Dumb Ideologies wrote:The concept of "toxic masculinity" does have some conceptual validity. I have certainly observed men acting obnoxiously towards women, gay people etc. as a way of "confirming" their own masculinity.
The trouble lies partly in the gaping absence of a female conceptual equivalent. Quite clearly there are women who act badly towards men as a result of insecurity about their femininity. Women who sleep around and cheat on their partners because they're insecure in their own self-worth as women because of the messages they've internalised from wider society and, yes, other women.
Politically speaking, those people who make sweeping negative comments about all men being malevolent, in a position of privilege (completely ignoring other forms of disadvantage), or automatically useless because they are men are practising toxic femininity. An overgeneralised fear is converted to hatred and a universalising self-victimhood that casts an entire gender as a homogeneous evil mass. In a lesser form, those women who automatically blame every problem in their professional and personal lives on the patriarchy and refuse to examine the flaws in their own behaviour and actions are performing toxic femininity. Similarly, the women who are obsessional about "womyn-only spaces" and think that transwomen must be rapists or the product of patriarchal brainwashing? Toxic femininity.
The other problem is the slipperyness of the term and the easy way in which it can be used to dismiss criticism of toxic femininity. It can be deployed against anyone who disagrees with something that a feminist is saying while using the feminist label, roughly along these lines:
1) Feminism is about the equality of women
2) If you disagree with a feminist who is seeking to "educate you" then you must be opposed to female equality
3) Opposition to female equality reflects a sense of entitlement or misogyny
Therefore disagreeing with a feminist can be near-axiomatically manufactured into an accusation of toxic masculinity. I don't know that the term can really be saved because of that inherent slipperyness and because the binary oppressor/oppressed narrative refuses the very possibility of there being a female counterpart to it.
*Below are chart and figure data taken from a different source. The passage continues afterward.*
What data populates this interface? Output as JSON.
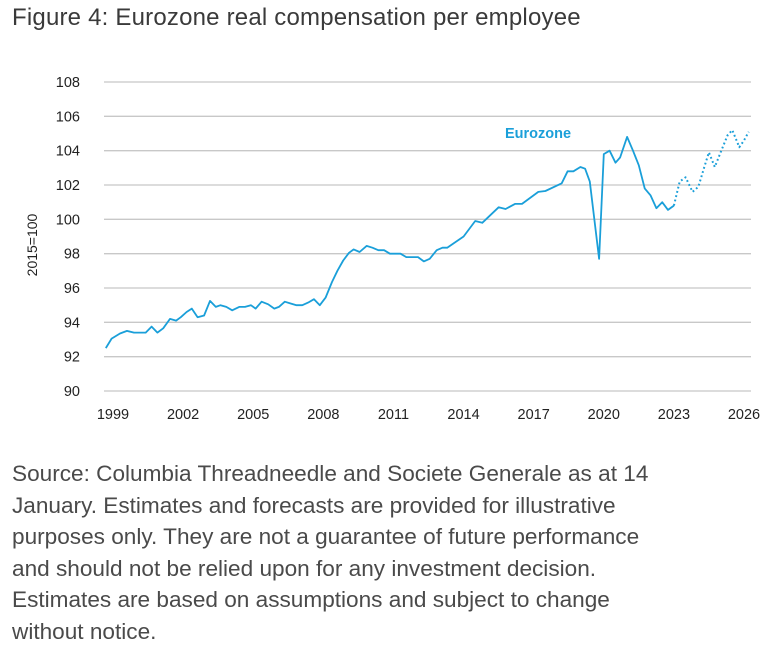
{
  "title": "Figure 4: Eurozone real compensation per employee",
  "source_lines": [
    "Source: Columbia Threadneedle and Societe Generale as at 14",
    "January. Estimates and forecasts are provided for illustrative",
    "purposes only. They are not a guarantee of future performance",
    "and should not be relied upon for any investment decision.",
    "Estimates are based on assumptions and subject to change",
    "without notice."
  ],
  "chart_data": {
    "type": "line",
    "title": "Figure 4: Eurozone real compensation per employee",
    "xlabel": "",
    "ylabel": "2015=100",
    "xlim": [
      1999,
      2026
    ],
    "ylim": [
      90,
      108
    ],
    "x_ticks": [
      "1999",
      "2002",
      "2005",
      "2008",
      "2011",
      "2014",
      "2017",
      "2020",
      "2023",
      "2026"
    ],
    "y_ticks": [
      "90",
      "92",
      "94",
      "96",
      "98",
      "100",
      "102",
      "104",
      "106",
      "108"
    ],
    "grid": "horizontal",
    "line_color": "#1a9fd9",
    "series": [
      {
        "name": "Eurozone",
        "style": "solid",
        "points": [
          [
            1998.69,
            92.5
          ],
          [
            1998.94,
            93.05
          ],
          [
            1999.3,
            93.35
          ],
          [
            1999.6,
            93.5
          ],
          [
            1999.9,
            93.4
          ],
          [
            2000.4,
            93.4
          ],
          [
            2000.65,
            93.75
          ],
          [
            2000.9,
            93.4
          ],
          [
            2001.15,
            93.65
          ],
          [
            2001.44,
            94.2
          ],
          [
            2001.7,
            94.1
          ],
          [
            2001.9,
            94.3
          ],
          [
            2002.15,
            94.6
          ],
          [
            2002.37,
            94.8
          ],
          [
            2002.62,
            94.3
          ],
          [
            2002.9,
            94.4
          ],
          [
            2003.15,
            95.25
          ],
          [
            2003.4,
            94.9
          ],
          [
            2003.6,
            95.0
          ],
          [
            2003.85,
            94.9
          ],
          [
            2004.1,
            94.7
          ],
          [
            2004.4,
            94.9
          ],
          [
            2004.65,
            94.9
          ],
          [
            2004.9,
            95.0
          ],
          [
            2005.1,
            94.8
          ],
          [
            2005.36,
            95.2
          ],
          [
            2005.64,
            95.05
          ],
          [
            2005.9,
            94.8
          ],
          [
            2006.1,
            94.9
          ],
          [
            2006.35,
            95.2
          ],
          [
            2006.6,
            95.1
          ],
          [
            2006.85,
            95.0
          ],
          [
            2007.1,
            95.0
          ],
          [
            2007.35,
            95.15
          ],
          [
            2007.6,
            95.35
          ],
          [
            2007.85,
            95.0
          ],
          [
            2008.1,
            95.45
          ],
          [
            2008.37,
            96.35
          ],
          [
            2008.6,
            97.0
          ],
          [
            2008.85,
            97.6
          ],
          [
            2009.1,
            98.05
          ],
          [
            2009.3,
            98.25
          ],
          [
            2009.55,
            98.1
          ],
          [
            2009.85,
            98.45
          ],
          [
            2010.1,
            98.35
          ],
          [
            2010.35,
            98.2
          ],
          [
            2010.6,
            98.2
          ],
          [
            2010.85,
            98.0
          ],
          [
            2011.3,
            98.0
          ],
          [
            2011.55,
            97.8
          ],
          [
            2012.05,
            97.8
          ],
          [
            2012.3,
            97.55
          ],
          [
            2012.55,
            97.7
          ],
          [
            2012.85,
            98.2
          ],
          [
            2013.1,
            98.35
          ],
          [
            2013.3,
            98.35
          ],
          [
            2014.0,
            99.0
          ],
          [
            2014.5,
            99.9
          ],
          [
            2014.8,
            99.8
          ],
          [
            2015.5,
            100.7
          ],
          [
            2015.8,
            100.6
          ],
          [
            2016.2,
            100.9
          ],
          [
            2016.5,
            100.9
          ],
          [
            2017.2,
            101.6
          ],
          [
            2017.5,
            101.65
          ],
          [
            2018.2,
            102.1
          ],
          [
            2018.45,
            102.8
          ],
          [
            2018.7,
            102.8
          ],
          [
            2019.0,
            103.05
          ],
          [
            2019.2,
            102.95
          ],
          [
            2019.4,
            102.2
          ],
          [
            2019.8,
            97.7
          ],
          [
            2020.0,
            103.8
          ],
          [
            2020.25,
            104.0
          ],
          [
            2020.5,
            103.3
          ],
          [
            2020.7,
            103.6
          ],
          [
            2021.0,
            104.8
          ],
          [
            2021.25,
            104.0
          ],
          [
            2021.5,
            103.15
          ],
          [
            2021.75,
            101.8
          ],
          [
            2022.0,
            101.4
          ],
          [
            2022.25,
            100.65
          ],
          [
            2022.5,
            101.0
          ],
          [
            2022.75,
            100.55
          ],
          [
            2023.0,
            100.8
          ]
        ]
      },
      {
        "style": "dotted",
        "points": [
          [
            2023.0,
            100.8
          ],
          [
            2023.25,
            102.2
          ],
          [
            2023.5,
            102.45
          ],
          [
            2023.8,
            101.6
          ],
          [
            2024.05,
            101.9
          ],
          [
            2024.3,
            103.05
          ],
          [
            2024.5,
            103.9
          ],
          [
            2024.75,
            103.05
          ],
          [
            2025.0,
            103.9
          ],
          [
            2025.3,
            104.9
          ],
          [
            2025.5,
            105.2
          ],
          [
            2025.8,
            104.2
          ],
          [
            2026.0,
            104.6
          ],
          [
            2026.2,
            105.1
          ]
        ]
      }
    ]
  }
}
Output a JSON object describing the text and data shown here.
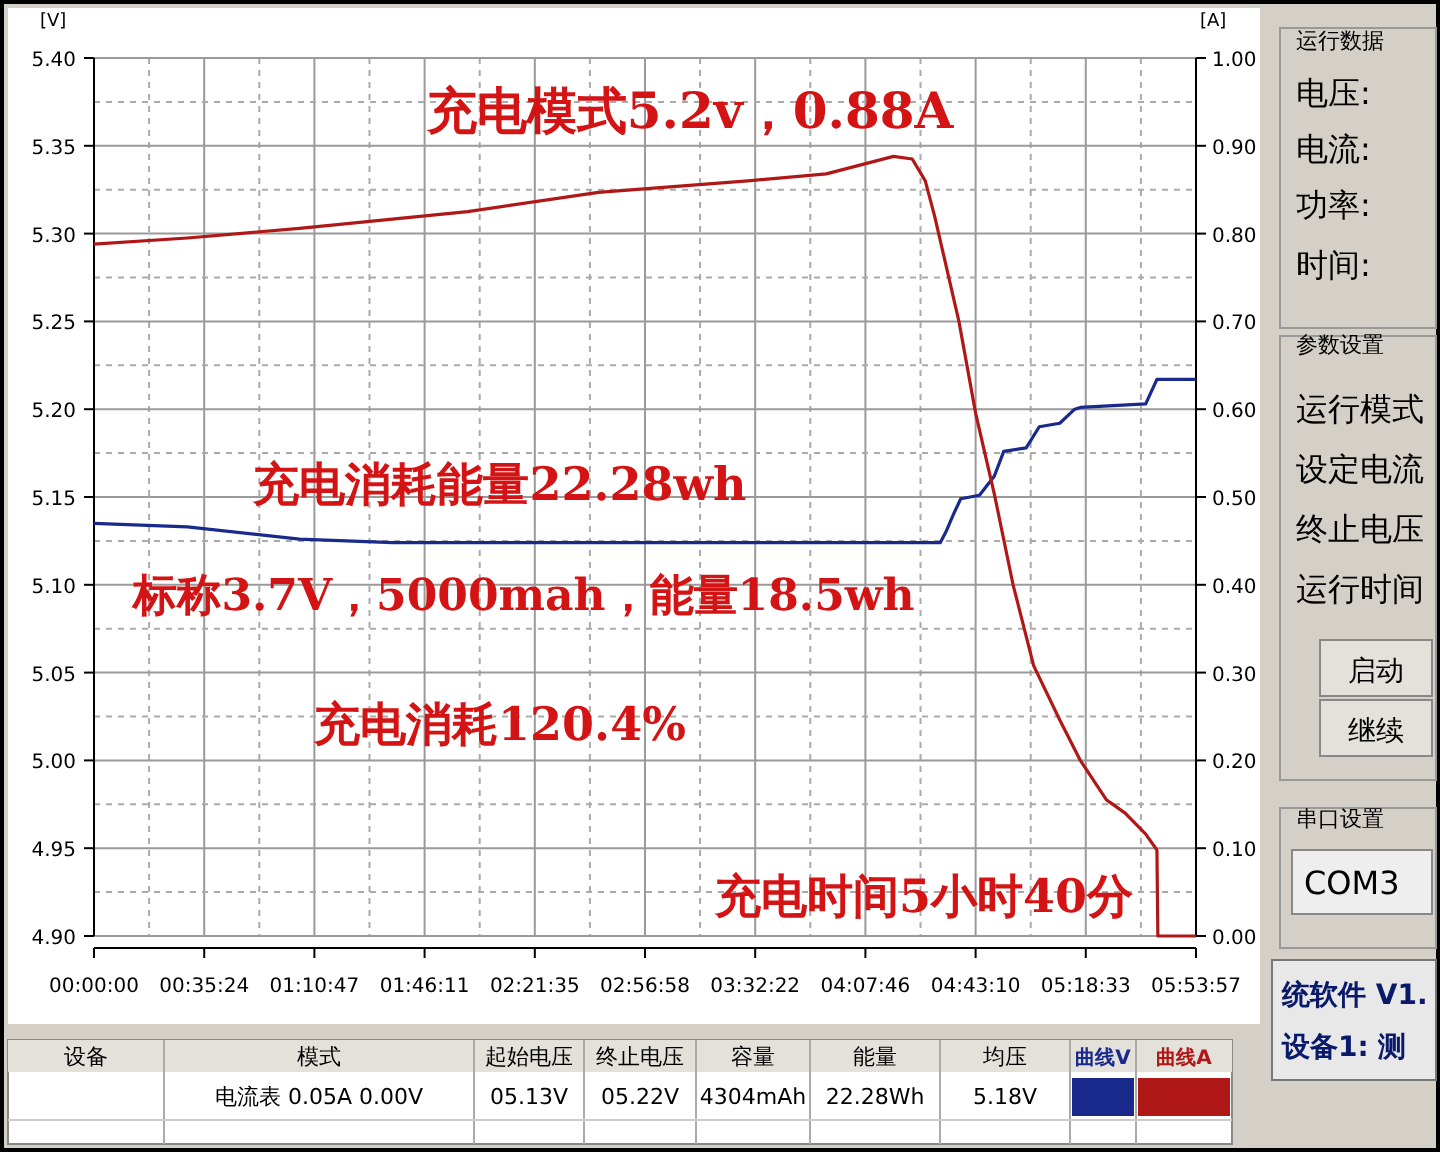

Generally, I've seen the same apologetic rhetoric that "bUt TawKsiC mAskyOoliNitEe huRtS mEn! ThAt mEaNs we hElp MeN!" Uhh, no. It's used mostly as a way to absolve responsibility on their part. Refusing to take responsibility and pinning all the blame on men. Notice how the enemy is always "teh paytreearkee" and that men are always the fault of problem. TL;DR, the rhetoric is just "Men are so terrible, they even betray each other".